Mengapa anak-anak membutuhkan Transfer Factor?
- Anak memiliki sistem imun yg masih lemah dan mudah terserang infeksi yg didapat dari kehidupan sehari-hari dan di sekolah.
- Anak banyak mengkonsumsi makanan yg mengandung kadar gula tinggi dan memiliki asupan rendah terhadap nutrisi yang penting untuk meningkatkan sistem kekebalan tubuhnya.
- Penggunaan antibiotik yang berlebihan pada anak menyebabkan sistem imun tidak bekerja optimal dan membuat tingkat resistensi bakteri terhadap antibiotik meningkat.
- TF (Transfer Factor) alami,aman,tidak menimbulkan efek samping.
- Menghemat jutaan rupiah dalam pengobatan dan mempercepat proses penyembuhan.
- TF meningkatkan IQ anak dan mencegah infeksi berulang seperti flu,amandel,infeksi telinga.

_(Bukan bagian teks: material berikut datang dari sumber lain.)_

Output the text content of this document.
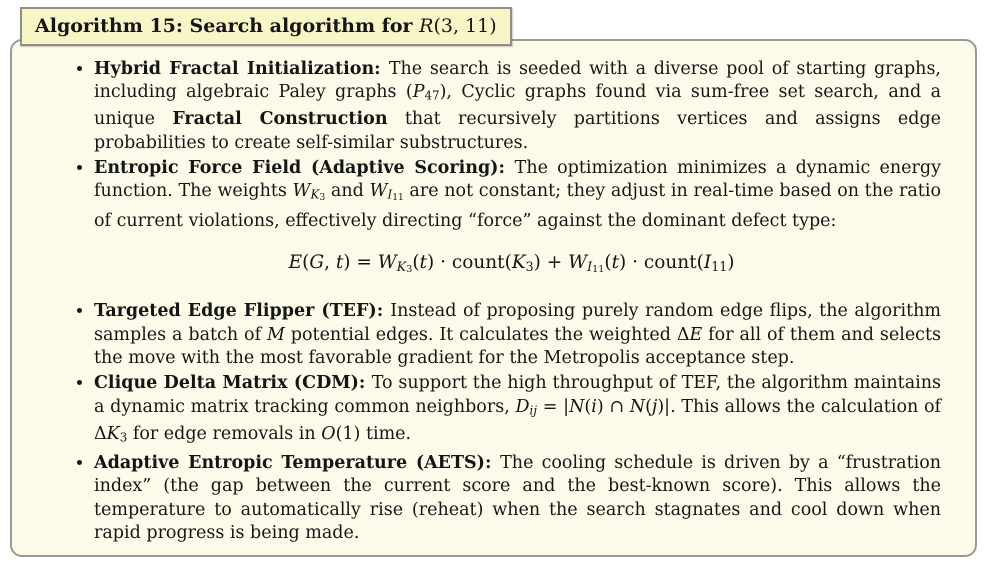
• Hybrid Fractal Initialization: The search is seeded with a diverse pool of starting graphs, including algebraic Paley graphs (P47), Cyclic graphs found via sum-free set search, and a unique Fractal Construction that recursively partitions vertices and assigns edge probabilities to create self-similar substructures.
• Entropic Force Field (Adaptive Scoring): The optimization minimizes a dynamic energy function. The weights $WK_3$ and $WI_{11}$ are not constant; they adjust in real-time based on the ratio of current violations, effectively directing “force” against the dominant defect type:
E(G, $t) = WK_3(t)$ · count(K3) + $WI_{11}(t)$ · count(I11)
• Targeted Edge Flipper (TEF): Instead of proposing purely random edge flips, the algorithm samples a batch of M potential edges. It calculates the weighted ΔE for all of them and selects the move with the most favorable gradient for the Metropolis acceptance step.
• Clique Delta Matrix (CDM): To support the high throughput of TEF, the algorithm maintains a dynamic matrix tracking common neighbors, Dij = |N(i) ∩ N(j)|. This allows the calculation of ΔK3 for edge removals in O(1) time.
• Adaptive Entropic Temperature (AETS): The cooling schedule is driven by a “frustration index” (the gap between the current score and the best-known score). This allows the temperature to automatically rise (reheat) when the search stagnates and cool down when rapid progress is being made.
Algorithm 15: Search algorithm for R(3, 11)
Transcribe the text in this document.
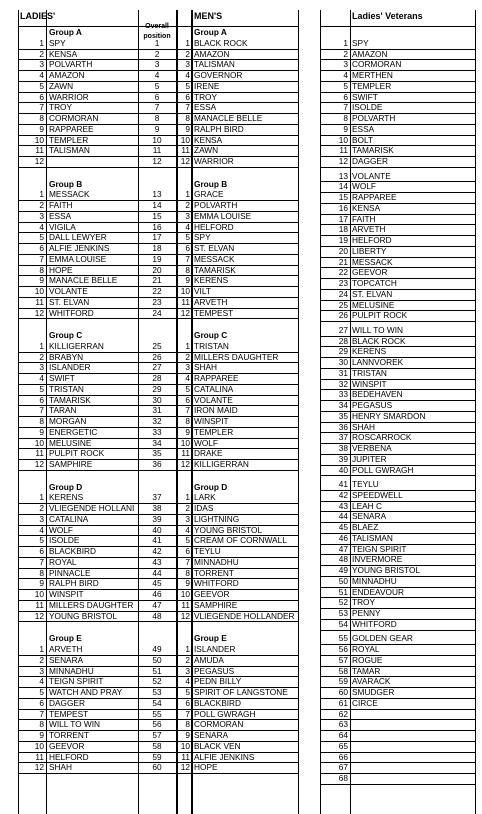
LADIES'
Overall position
MEN'S	Ladies' Veterans
Group A
1 SPY	1
2 KENSA	2
3 POLVARTH	3
4 AMAZON	4
5 ZAWN	5
6 WARRIOR	6
7 TROY	7
8 CORMORAN	8
9 RAPPAREE	9
10 TEMPLER	10
11 TALISMAN	11
12	12
Group B
1 MESSACK	13
2 FAITH	14
3 ESSA	15
4 VIGILA	16
5 DALL LEWYER	17
6 ALFIE JENKINS	18
7 EMMA LOUISE	19
8 HOPE	20
9 MANACLE BELLE	21
10 VOLANTE	22
11 ST. ELVAN	23
12 WHITFORD	24
Group C
1 KILLIGERRAN	25
2 BRABYN	26
3 ISLANDER	27
4 SWIFT	28
5 TRISTAN	29
6 TAMARISK	30
7 TARAN	31
8 MORGAN	32
9 ENERGETIC	33
10 MELUSINE	34
11 PULPIT ROCK	35
12 SAMPHIRE	36
Group D
1 KERENS	37
2 VLIEGENDE HOLLANI	38
3 CATALINA	39
4 WOLF	40
5 ISOLDE	41
6 BLACKBIRD	42
7 ROYAL	43
8 PINNACLE	44
9 RALPH BIRD	45
10 WINSPIT	46
11 MILLERS DAUGHTER	47
12 YOUNG BRISTOL	48
Group E
1 ARVETH	49
2 SENARA	50
3 MINNADHU	51
4 TEIGN SPIRIT	52
5 WATCH AND PRAY	53
6 DAGGER	54
7 TEMPEST	55
8 WILL TO WIN	56
9 TORRENT	57
10 GEEVOR	58
11 HELFORD	59
12 SHAH	60
Group A
1 BLACK ROCK
2 AMAZON
3 TALISMAN
4 GOVERNOR
5 IRENE
6 TROY
7 ESSA
8 MANACLE BELLE
9 RALPH BIRD
10 KENSA
11 ZAWN
12 WARRIOR
Group B
1 GRACE
2 POLVARTH
3 EMMA LOUISE
4 HELFORD
5 SPY
6 ST. ELVAN
7 MESSACK
8 TAMARISK
9 KERENS
10 VILT
11 ARVETH
12 TEMPEST
Group C
1 TRISTAN
2 MILLERS DAUGHTER
3 SHAH
4 RAPPAREE
5 CATALINA
6 VOLANTE
7 IRON MAID
8 WINSPIT
9 TEMPLER
10 WOLF
11 DRAKE
12 KILLIGERRAN
Group D
1 LARK
2 IDAS
3 LIGHTNING
4 YOUNG BRISTOL
5 CREAM OF CORNWALL
6 TEYLU
7 MINNADHU
8 TORRENT
9 WHITFORD
10 GEEVOR
11 SAMPHIRE
12 VLIEGENDE HOLLANDER
Group E
1 ISLANDER
2 AMUDA
3 PEGASUS
4 PEDN BILLY
5 SPIRIT OF LANGSTONE
6 BLACKBIRD
7 POLL GWRAGH
8 CORMORAN
9 SENARA
10 BLACK VEN
11 ALFIE JENKINS
12 HOPE
1 SPY
2 AMAZON
3 CORMORAN
4 MERTHEN
5 TEMPLER
6 SWIFT
7 ISOLDE
8 POLVARTH
9 ESSA
10 BOLT
11 TAMARISK
12 DAGGER
13 VOLANTE
14 WOLF
15 RAPPAREE
16 KENSA
17 FAITH
18 ARVETH
19 HELFORD
20 LIBERTY
21 MESSACK
22 GEEVOR
23 TOPCATCH
24 ST. ELVAN
25 MELUSINE
26 PULPIT ROCK
27 WILL TO WIN
28 BLACK ROCK
29 KERENS
30 LANNVOREK
31 TRISTAN
32 WINSPIT
33 BEDEHAVEN
34 PEGASUS
35 HENRY SMARDON
36 SHAH
37 ROSCARROCK
38 VERBENA
39 JUPITER
40 POLL GWRAGH
41 TEYLU
42 SPEEDWELL
43 LEAH C
44 SENARA
45 BLAEZ
46 TALISMAN
47 TEIGN SPIRIT
48 INVERMORE
49 YOUNG BRISTOL
50 MINNADHU
51 ENDEAVOUR
52 TROY
53 PENNY
54 WHITFORD
55 GOLDEN GEAR
56 ROYAL
57 ROGUE
58 TAMAR
59 AVARACK
60 SMUDGER
61 CIRCE
62
63
64
65
66
67
68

- TF sudah dibuktikan secara sains selama lebih 50 tahun dan menghasilkan lebih dari 4100 uji klinis oleh para ilmuwan lebih dari 60 negara.
- Transfer Factor aman untuk semua umur, mulai dari bayi umur 1 hari. Aman dikonsumsi tanpa efek samping.
- Balita belum memiliki sistem imun yan sempurna sehingga sangat mudah terserang penyakit.
- Para ibu dapat mengurangi seminimal mungkin penggunaan antibiotik pada BALITA.